Are vortices in rotating superfluids breaking the Weak Equivalence Principle?

TL;DR

This paper explores whether vortices in rotating superfluid helium violate the weak equivalence principle, considering their anomalously high inertial mass and potential implications for gravity and variable light speed in the superfluid.

Contribution

It proposes a theoretical framework and experimental approach to test if superfluid vortices violate the weak equivalence principle due to their unique inertial and gravitational mass properties.

Findings

Vortices exhibit diverging inertial mass with size.

Potential violation of the weak equivalence principle is discussed.

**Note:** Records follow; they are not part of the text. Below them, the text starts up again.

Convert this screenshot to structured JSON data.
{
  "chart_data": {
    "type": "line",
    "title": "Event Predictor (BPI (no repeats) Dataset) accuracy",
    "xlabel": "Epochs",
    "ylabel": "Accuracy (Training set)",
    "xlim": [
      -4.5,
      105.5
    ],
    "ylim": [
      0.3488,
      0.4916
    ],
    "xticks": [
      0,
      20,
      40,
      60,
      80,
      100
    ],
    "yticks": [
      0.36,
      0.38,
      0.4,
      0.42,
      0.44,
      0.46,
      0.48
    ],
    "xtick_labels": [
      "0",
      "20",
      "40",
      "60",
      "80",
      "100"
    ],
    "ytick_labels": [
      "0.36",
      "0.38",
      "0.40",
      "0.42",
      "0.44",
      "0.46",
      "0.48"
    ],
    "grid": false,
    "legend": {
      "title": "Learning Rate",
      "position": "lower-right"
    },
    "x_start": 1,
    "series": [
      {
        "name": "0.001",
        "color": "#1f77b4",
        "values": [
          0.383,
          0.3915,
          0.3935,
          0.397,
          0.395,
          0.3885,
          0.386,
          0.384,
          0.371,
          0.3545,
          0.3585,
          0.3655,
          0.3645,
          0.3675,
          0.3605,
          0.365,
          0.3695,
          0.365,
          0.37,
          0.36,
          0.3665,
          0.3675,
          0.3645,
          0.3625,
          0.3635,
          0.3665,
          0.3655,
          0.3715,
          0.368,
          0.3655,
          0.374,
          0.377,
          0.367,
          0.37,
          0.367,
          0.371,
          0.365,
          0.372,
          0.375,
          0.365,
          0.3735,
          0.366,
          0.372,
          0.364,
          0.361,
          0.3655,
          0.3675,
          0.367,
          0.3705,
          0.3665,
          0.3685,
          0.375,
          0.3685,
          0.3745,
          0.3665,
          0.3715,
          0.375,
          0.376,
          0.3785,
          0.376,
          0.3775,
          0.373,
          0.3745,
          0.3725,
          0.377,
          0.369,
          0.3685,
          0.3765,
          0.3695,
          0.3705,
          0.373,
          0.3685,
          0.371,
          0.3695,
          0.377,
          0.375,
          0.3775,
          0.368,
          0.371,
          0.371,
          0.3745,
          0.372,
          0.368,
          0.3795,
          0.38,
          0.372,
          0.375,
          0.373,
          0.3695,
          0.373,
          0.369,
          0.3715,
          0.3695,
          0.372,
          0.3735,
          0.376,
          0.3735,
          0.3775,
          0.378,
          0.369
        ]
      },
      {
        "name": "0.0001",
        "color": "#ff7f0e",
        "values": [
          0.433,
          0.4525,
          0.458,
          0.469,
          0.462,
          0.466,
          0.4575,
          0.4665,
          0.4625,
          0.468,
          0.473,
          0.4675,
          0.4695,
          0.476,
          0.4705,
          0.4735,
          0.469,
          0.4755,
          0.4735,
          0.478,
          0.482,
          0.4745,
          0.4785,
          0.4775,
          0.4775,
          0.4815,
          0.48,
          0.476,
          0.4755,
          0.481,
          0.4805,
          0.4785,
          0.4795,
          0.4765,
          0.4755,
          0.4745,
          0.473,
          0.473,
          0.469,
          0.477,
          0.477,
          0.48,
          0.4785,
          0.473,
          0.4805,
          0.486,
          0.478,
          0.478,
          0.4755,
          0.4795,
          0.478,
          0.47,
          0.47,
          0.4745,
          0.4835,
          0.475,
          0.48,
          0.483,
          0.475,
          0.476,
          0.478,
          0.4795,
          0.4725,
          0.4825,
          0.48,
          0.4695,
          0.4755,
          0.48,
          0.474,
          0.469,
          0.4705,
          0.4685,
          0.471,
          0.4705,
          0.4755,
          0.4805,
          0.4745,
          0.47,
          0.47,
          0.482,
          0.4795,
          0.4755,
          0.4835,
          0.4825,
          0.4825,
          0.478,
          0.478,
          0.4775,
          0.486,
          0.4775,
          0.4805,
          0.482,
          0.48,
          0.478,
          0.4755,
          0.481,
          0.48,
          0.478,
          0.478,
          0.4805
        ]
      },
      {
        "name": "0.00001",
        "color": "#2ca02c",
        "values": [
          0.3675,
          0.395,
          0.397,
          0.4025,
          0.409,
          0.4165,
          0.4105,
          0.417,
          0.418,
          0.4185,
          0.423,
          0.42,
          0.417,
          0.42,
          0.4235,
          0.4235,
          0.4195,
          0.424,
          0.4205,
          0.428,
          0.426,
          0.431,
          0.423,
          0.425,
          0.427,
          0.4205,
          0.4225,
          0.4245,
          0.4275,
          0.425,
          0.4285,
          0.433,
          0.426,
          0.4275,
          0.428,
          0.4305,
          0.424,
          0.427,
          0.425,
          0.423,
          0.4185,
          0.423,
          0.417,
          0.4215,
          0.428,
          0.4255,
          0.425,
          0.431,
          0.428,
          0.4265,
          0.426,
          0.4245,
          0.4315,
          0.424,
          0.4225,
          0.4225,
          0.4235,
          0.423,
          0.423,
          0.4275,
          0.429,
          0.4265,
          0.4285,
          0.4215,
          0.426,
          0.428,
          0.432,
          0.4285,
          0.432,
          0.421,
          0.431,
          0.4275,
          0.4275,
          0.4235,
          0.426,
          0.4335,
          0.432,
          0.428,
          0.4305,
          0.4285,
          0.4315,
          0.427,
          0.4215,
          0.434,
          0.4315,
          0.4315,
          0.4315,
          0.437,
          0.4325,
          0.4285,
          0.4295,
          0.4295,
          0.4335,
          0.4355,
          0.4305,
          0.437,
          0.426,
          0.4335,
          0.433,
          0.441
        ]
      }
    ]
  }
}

Experimental tests are proposed to observe vortex fall behavior.

Abstract

Due to the breaking of gauge symmetry in rotating superfluid Helium, the inertial mass of a vortex diverges with the vortex size. The vortex inertial mass is thus much higher than the classical inertial mass of the vortex core. An equal increase of the vortex gravitational mass is questioned. The possibility that the vortices in a rotating superfluid could break the weak equivalence principle in relation with a variable speed of light in the superfluid vacuum is debated. Experiments to test this possibility are investigated on the bases that superfluid Helium vortices would not fall, under the single influence of a uniform gravitational field, at the same rate as the rest of the superfluid Helium mass.